They flocked to a place called Hackfall near Masham. Turner came to paint it, and scenes from Hackfall were featured on the Green Frog Dinner Service commissioned by Empress Catherine the Great of Russia from Wedgwood & Bentley for one of her palaces in 1773.
Nowadays it's mainly just known to locals, although Dame Judi Dench recently named it one of her favourite woods.
It's possibly frequented by a whole host of other modern day celebrities but you'd never know because the woods are so big, with so many varied paths it's easy to completely escape the world.
For many years Hackfall was left unloved and neglected. Some of the buildings started to decay and the woods became denser and denser. Had this situation continued, we wouldn't have been able to enjoy today's Hackfall the way we do, but that period of leaving nature to grow over the original layout contributed to the magical feel.
This is why I'm certain teddy bears still go for picnics, undisturbed in their enjoyment of the sandy 'beach' area by the river, and countless spots for hide-and-seek. I'm pretty sure there are fairytale princesses still slumbering in other hidden spots, and Shrek definitely hunts out the wetter spots on his holidays in Hackfall.
Many of the follies and special features have grand names, implying they're larger than in reality.
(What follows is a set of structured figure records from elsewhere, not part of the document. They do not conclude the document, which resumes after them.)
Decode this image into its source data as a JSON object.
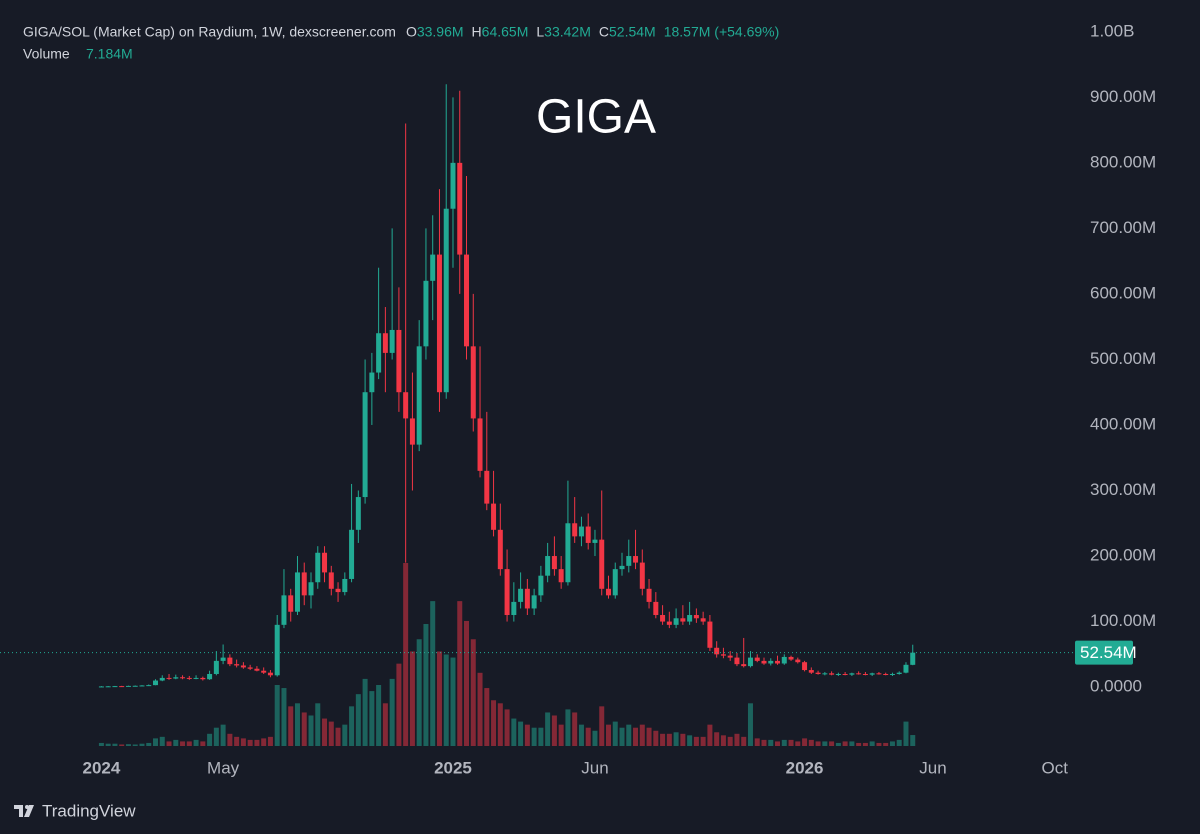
{
  "chart_data": {
    "type": "candlestick",
    "title": "GIGA",
    "header": "GIGA/SOL (Market Cap) on Raydium, 1W, dexscreener.com",
    "ohlc_names": {
      "open": "O",
      "high": "H",
      "low": "L",
      "close": "C"
    },
    "ohlc_labels": {
      "open": "33.96M",
      "high": "64.65M",
      "low": "33.42M",
      "close": "52.54M",
      "change": "18.57M (+54.69%)"
    },
    "volume_name": "Volume",
    "volume_label": "7.184M",
    "footer": "TradingView",
    "up_color": "#22ab94",
    "down_color": "#f23645",
    "open": [
      1,
      1,
      1.2,
      1.5,
      1.4,
      1.8,
      2,
      2.5,
      3,
      10,
      14,
      13,
      15,
      14,
      13,
      14,
      12,
      20,
      40,
      45,
      35,
      33,
      30,
      28,
      25,
      22,
      18,
      95,
      140,
      115,
      175,
      140,
      160,
      205,
      175,
      150,
      145,
      165,
      240,
      290,
      450,
      480,
      540,
      510,
      545,
      450,
      410,
      370,
      520,
      620,
      660,
      450,
      730,
      800,
      660,
      520,
      410,
      330,
      280,
      240,
      180,
      110,
      130,
      150,
      120,
      140,
      170,
      200,
      180,
      160,
      250,
      230,
      245,
      220,
      225,
      150,
      140,
      180,
      185,
      200,
      190,
      150,
      130,
      110,
      100,
      95,
      105,
      100,
      110,
      105,
      100,
      60,
      50,
      48,
      45,
      35,
      32,
      45,
      40,
      36,
      40,
      36,
      46,
      42,
      38,
      26,
      22,
      20,
      21,
      19,
      20,
      19,
      21,
      20,
      19,
      21,
      20,
      19,
      20,
      22,
      33.96
    ],
    "high": [
      1.5,
      1.6,
      1.8,
      1.9,
      2.2,
      2.5,
      3,
      4,
      12,
      18,
      20,
      19,
      18,
      17,
      18,
      16,
      25,
      55,
      65,
      50,
      42,
      38,
      34,
      32,
      30,
      26,
      110,
      180,
      150,
      200,
      190,
      175,
      215,
      215,
      185,
      160,
      175,
      310,
      300,
      500,
      510,
      640,
      580,
      700,
      610,
      860,
      480,
      560,
      700,
      720,
      760,
      920,
      900,
      910,
      780,
      600,
      520,
      420,
      330,
      280,
      210,
      160,
      175,
      165,
      150,
      185,
      220,
      230,
      200,
      315,
      290,
      260,
      265,
      240,
      300,
      170,
      190,
      205,
      225,
      240,
      210,
      165,
      145,
      125,
      115,
      120,
      125,
      130,
      120,
      115,
      110,
      70,
      60,
      55,
      52,
      75,
      55,
      50,
      45,
      44,
      48,
      50,
      48,
      45,
      40,
      30,
      25,
      23,
      24,
      22,
      23,
      22,
      24,
      23,
      22,
      23,
      22,
      22,
      24,
      38,
      64.65
    ],
    "low": [
      0.8,
      0.9,
      1,
      1.2,
      1.3,
      1.6,
      1.8,
      2.2,
      2.8,
      9,
      11,
      12,
      12,
      11,
      12,
      10,
      11,
      18,
      35,
      32,
      30,
      28,
      26,
      24,
      20,
      15,
      16,
      90,
      100,
      110,
      125,
      120,
      150,
      160,
      140,
      130,
      140,
      160,
      220,
      280,
      400,
      470,
      450,
      500,
      420,
      190,
      300,
      360,
      500,
      560,
      420,
      440,
      640,
      600,
      500,
      390,
      320,
      270,
      230,
      170,
      100,
      100,
      120,
      110,
      110,
      130,
      160,
      170,
      150,
      155,
      220,
      215,
      210,
      200,
      140,
      135,
      135,
      170,
      175,
      180,
      140,
      120,
      105,
      95,
      90,
      90,
      95,
      95,
      98,
      95,
      55,
      45,
      44,
      40,
      32,
      30,
      30,
      38,
      34,
      33,
      34,
      34,
      40,
      36,
      24,
      20,
      19,
      18,
      18,
      17,
      18,
      17,
      19,
      18,
      17,
      19,
      18,
      17,
      19,
      21,
      33.42
    ],
    "close": [
      1,
      1.2,
      1.5,
      1.4,
      1.8,
      2,
      2.5,
      3,
      10,
      14,
      13,
      15,
      14,
      13,
      14,
      12,
      20,
      40,
      45,
      35,
      33,
      30,
      28,
      25,
      22,
      18,
      95,
      140,
      115,
      175,
      140,
      160,
      205,
      175,
      150,
      145,
      165,
      240,
      290,
      450,
      480,
      540,
      510,
      545,
      450,
      410,
      370,
      520,
      620,
      660,
      450,
      730,
      800,
      660,
      520,
      410,
      330,
      280,
      240,
      180,
      110,
      130,
      150,
      120,
      140,
      170,
      200,
      180,
      160,
      250,
      230,
      245,
      220,
      225,
      150,
      140,
      180,
      185,
      200,
      190,
      150,
      130,
      110,
      100,
      95,
      105,
      100,
      110,
      105,
      100,
      60,
      50,
      48,
      45,
      35,
      32,
      45,
      40,
      36,
      40,
      36,
      46,
      42,
      38,
      26,
      22,
      20,
      21,
      19,
      20,
      19,
      21,
      20,
      19,
      21,
      20,
      19,
      20,
      22,
      34,
      52.54
    ],
    "volume": [
      2,
      1.5,
      1.5,
      1,
      1.2,
      1,
      1.5,
      2,
      5,
      6,
      3,
      4,
      3,
      3,
      4,
      3,
      8,
      12,
      14,
      8,
      6,
      5,
      4,
      4,
      5,
      6,
      40,
      38,
      26,
      28,
      22,
      20,
      28,
      18,
      16,
      12,
      14,
      26,
      34,
      44,
      36,
      40,
      28,
      44,
      54,
      120,
      62,
      70,
      80,
      95,
      62,
      60,
      58,
      95,
      82,
      70,
      48,
      38,
      30,
      28,
      24,
      18,
      16,
      14,
      12,
      12,
      22,
      20,
      14,
      24,
      22,
      14,
      12,
      10,
      26,
      14,
      16,
      12,
      14,
      12,
      14,
      12,
      10,
      8,
      8,
      9,
      8,
      7,
      6,
      6,
      14,
      9,
      7,
      6,
      8,
      6,
      28,
      5,
      4,
      4,
      3,
      4,
      4,
      3,
      5,
      4,
      3,
      3,
      3,
      2,
      3,
      3,
      2,
      2,
      3,
      2,
      2,
      3,
      4,
      16,
      7.184
    ],
    "xlim": [
      -15,
      144
    ],
    "xticks": [
      {
        "value": 0,
        "label": "2024"
      },
      {
        "value": 18,
        "label": "May"
      },
      {
        "value": 52,
        "label": "2025"
      },
      {
        "value": 73,
        "label": "Jun"
      },
      {
        "value": 104,
        "label": "2026"
      },
      {
        "value": 123,
        "label": "Jun"
      },
      {
        "value": 141,
        "label": "Oct"
      }
    ],
    "ylim": [
      -96,
      1018
    ],
    "yticks": [
      {
        "value": 0,
        "label": "0.0000"
      },
      {
        "value": 100,
        "label": "100.00M"
      },
      {
        "value": 200,
        "label": "200.00M"
      },
      {
        "value": 300,
        "label": "300.00M"
      },
      {
        "value": 400,
        "label": "400.00M"
      },
      {
        "value": 500,
        "label": "500.00M"
      },
      {
        "value": 600,
        "label": "600.00M"
      },
      {
        "value": 700,
        "label": "700.00M"
      },
      {
        "value": 800,
        "label": "800.00M"
      },
      {
        "value": 900,
        "label": "900.00M"
      },
      {
        "value": 1000,
        "label": "1.00B"
      }
    ]
  }
}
I love that they're sort of scaled down versions of what you might expect - it adds to the magic.
If you use the small car park on the Masham to Grewelthorpe road, the first thing you'll spot is the Banqueting House which is now known as the Ruin, managed by the Landmark Trust and let as a holiday cottage for two. It's a curious place to stay as the three remaining rooms don't interconnect so you have to go outside to get to the bedroom. It's open to the public during the Heritage Open Days in September.
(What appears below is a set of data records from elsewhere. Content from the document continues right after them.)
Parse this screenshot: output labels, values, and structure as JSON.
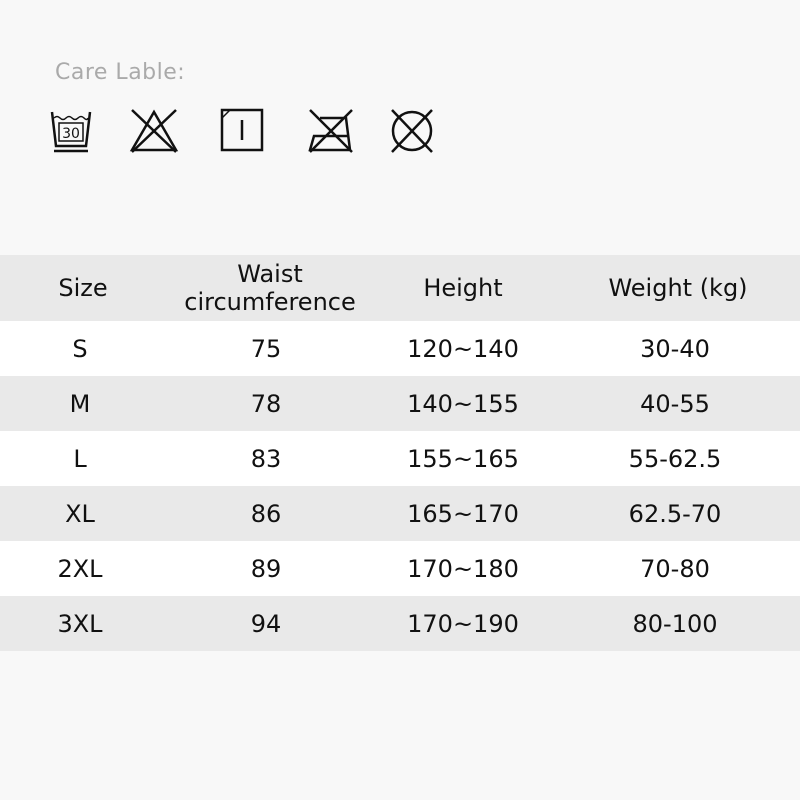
{
  "care_label": "Care Lable:",
  "care_icons": [
    "wash-30-icon",
    "no-bleach-icon",
    "tumble-dry-icon",
    "no-iron-icon",
    "no-dry-clean-icon"
  ],
  "wash_temp": "30",
  "table": {
    "headers": [
      "Size",
      "Waist\ncircumference",
      "Height",
      "Weight (kg)"
    ],
    "header_waist_1": "Waist",
    "header_waist_2": "circumference",
    "rows": [
      [
        "S",
        "75",
        "120~140",
        "30-40"
      ],
      [
        "M",
        "78",
        "140~155",
        "40-55"
      ],
      [
        "L",
        "83",
        "155~165",
        "55-62.5"
      ],
      [
        "XL",
        "86",
        "165~170",
        "62.5-70"
      ],
      [
        "2XL",
        "89",
        "170~180",
        "70-80"
      ],
      [
        "3XL",
        "94",
        "170~190",
        "80-100"
      ]
    ]
  }
}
Other features include the Rustic Temple, a welcome spot to rest and enjoy the views. Fishers's Hall is one of our favourite spots, a small but imposing building said to have once been used for sumptuous picnics and woodland dinners. Ancient pictures show countless servants carrying huge tables and provisions to this spot deep in the woods - very different to our modern day version of picnics. Mowbray Castle isn't really a castle, more a mock ruin designed to be admired from a distance. Children love the fountain and pond, which has been restored to make the fountain work again - a wooden contraption has to be vigorously pumped to bring the fountain alive, and when it does it's quite a surprise.
The walk down to Hackfall is quite steep but always worthwhile - no matter how often we go, we always notice something new and special. And when you're hungry after a good walk, there are plenty of pubs and cafes in Masham!